Materials and Methods
NAC gene family searches and retrieval
A Hidden Markov Model (HMM) profile was constructed for the identification of new members of the NAC TF family in flowering plants. The HMM profile was built using the Plant Transcription Factor Database v3.0 [45], in which 436 NAC proteins were predicted from five plants (O. sativa, V. vinifera, A. thaliana, S. moellendorffii, and P. patens). Sequences were retrieved, and a multiple alignment was completed with Clustal Omega [56]. Subsequently, the alignment was manually curated, and the positions that contained gaps or missing data were not considered to build and calibrate the HMM model by HMMER package (version 3.1; [57]). The model was calibrated with the required cut-off values and was used to detect NAC sequences in 24 plant species. Gene models of the plant species analyzed in this study are shown in S1 Table.

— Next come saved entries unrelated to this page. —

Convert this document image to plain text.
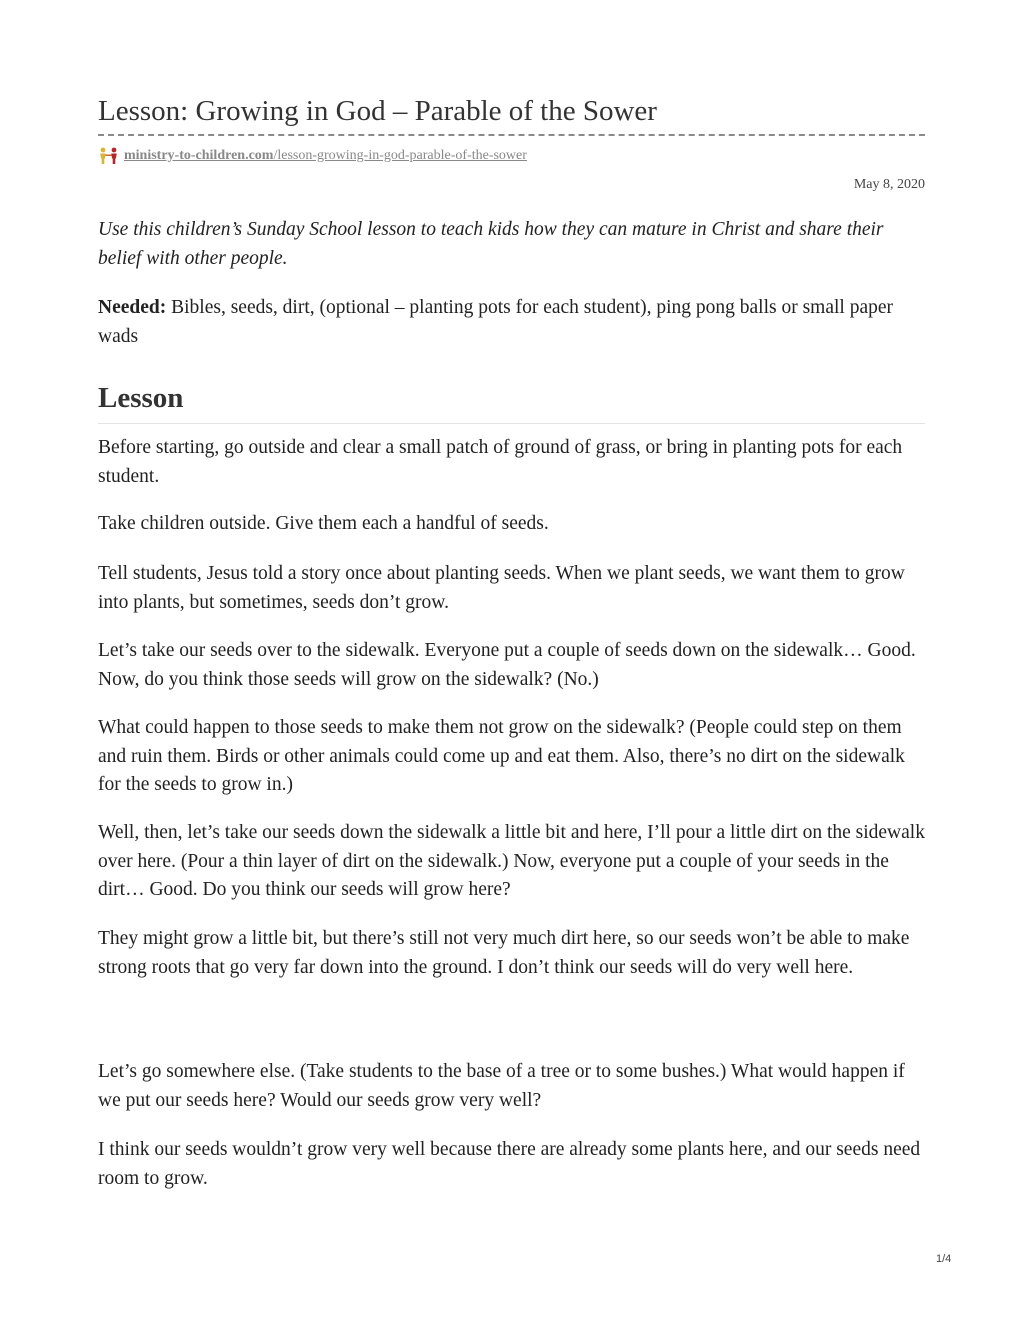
Lesson: Growing in God – Parable of the Sower
ministry-to-children.com/lesson-growing-in-god-parable-of-the-sower
May 8, 2020

Use this children’s Sunday School lesson to teach kids how they can mature in Christ and share their belief with other people.

Needed: Bibles, seeds, dirt, (optional – planting pots for each student), ping pong balls or small paper wads

Lesson

Before starting, go outside and clear a small patch of ground of grass, or bring in planting pots for each student.

Take children outside. Give them each a handful of seeds.

Tell students, Jesus told a story once about planting seeds. When we plant seeds, we want them to grow into plants, but sometimes, seeds don’t grow.

Let’s take our seeds over to the sidewalk. Everyone put a couple of seeds down on the sidewalk… Good. Now, do you think those seeds will grow on the sidewalk? (No.)

What could happen to those seeds to make them not grow on the sidewalk? (People could step on them and ruin them. Birds or other animals could come up and eat them. Also, there’s no dirt on the sidewalk for the seeds to grow in.)

Well, then, let’s take our seeds down the sidewalk a little bit and here, I’ll pour a little dirt on the sidewalk over here. (Pour a thin layer of dirt on the sidewalk.) Now, everyone put a couple of your seeds in the dirt… Good. Do you think our seeds will grow here?

They might grow a little bit, but there’s still not very much dirt here, so our seeds won’t be able to make strong roots that go very far down into the ground. I don’t think our seeds will do very well here.

Let’s go somewhere else. (Take students to the base of a tree or to some bushes.) What would happen if we put our seeds here? Would our seeds grow very well?

I think our seeds wouldn’t grow very well because there are already some plants here, and our seeds need room to grow.

1/4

The EMBOSS 3.0 suite [58] was used to manipulate the sequences. The genome size and the ploidy level of each plant were obtained from published genome data and the Plant DNA C-values database [59].

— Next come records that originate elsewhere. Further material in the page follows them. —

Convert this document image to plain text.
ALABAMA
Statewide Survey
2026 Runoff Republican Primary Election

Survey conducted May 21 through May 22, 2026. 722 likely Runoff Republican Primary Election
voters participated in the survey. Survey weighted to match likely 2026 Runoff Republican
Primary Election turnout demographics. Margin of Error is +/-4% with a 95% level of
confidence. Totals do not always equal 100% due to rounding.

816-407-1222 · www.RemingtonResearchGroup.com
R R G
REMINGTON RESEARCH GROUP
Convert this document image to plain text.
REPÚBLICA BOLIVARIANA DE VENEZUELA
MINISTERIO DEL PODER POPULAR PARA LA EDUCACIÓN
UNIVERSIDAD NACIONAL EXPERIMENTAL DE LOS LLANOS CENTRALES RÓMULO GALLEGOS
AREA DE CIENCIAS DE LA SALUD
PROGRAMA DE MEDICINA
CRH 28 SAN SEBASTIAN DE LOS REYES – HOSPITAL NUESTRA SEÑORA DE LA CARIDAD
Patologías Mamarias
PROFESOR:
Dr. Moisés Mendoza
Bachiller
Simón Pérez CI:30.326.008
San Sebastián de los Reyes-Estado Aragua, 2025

Sequence analysis, multiple sequence alignments and evolutionary model testing
Amino acid sequences were subjected to a motif scan in the Pfam database v27.0 [60] to confirm the presence of the NAC domain. All retrieved sequences were clustered using the CD-HIT clustering program [61] with an identity cut-off of 0.7 in order to exclude isoforms and reduce sequence redundancy. Multiple sequence alignments were completed using MUSCLE [62] and were manually curated. They were then tested with the ProtTest 2.4 statistical package [63] to find the best evolutionary model for the maximum likelihood (ML) analysis. The MEME software [64] was used to identify conserved motifs in the amino acid sequences of interest, with an occurrence parameter for a single motif of “one per sequence” and the maximum number of motifs. The TMHMM Server v. 2.0 (http://www.cbs.dtu.dk/services/TMHMM/) was used to predict the TMM for all retrieved NAC sequences. HMM logos of the NAC domain were plotted with the Skylign tool [65] for each of the 24 plant species as well as for the global set of all the NAC sequences. The amino acid alignments of the selected sequences were visualized using BOXSHADE v3.31C (http://boxshade.sourceforge.net/).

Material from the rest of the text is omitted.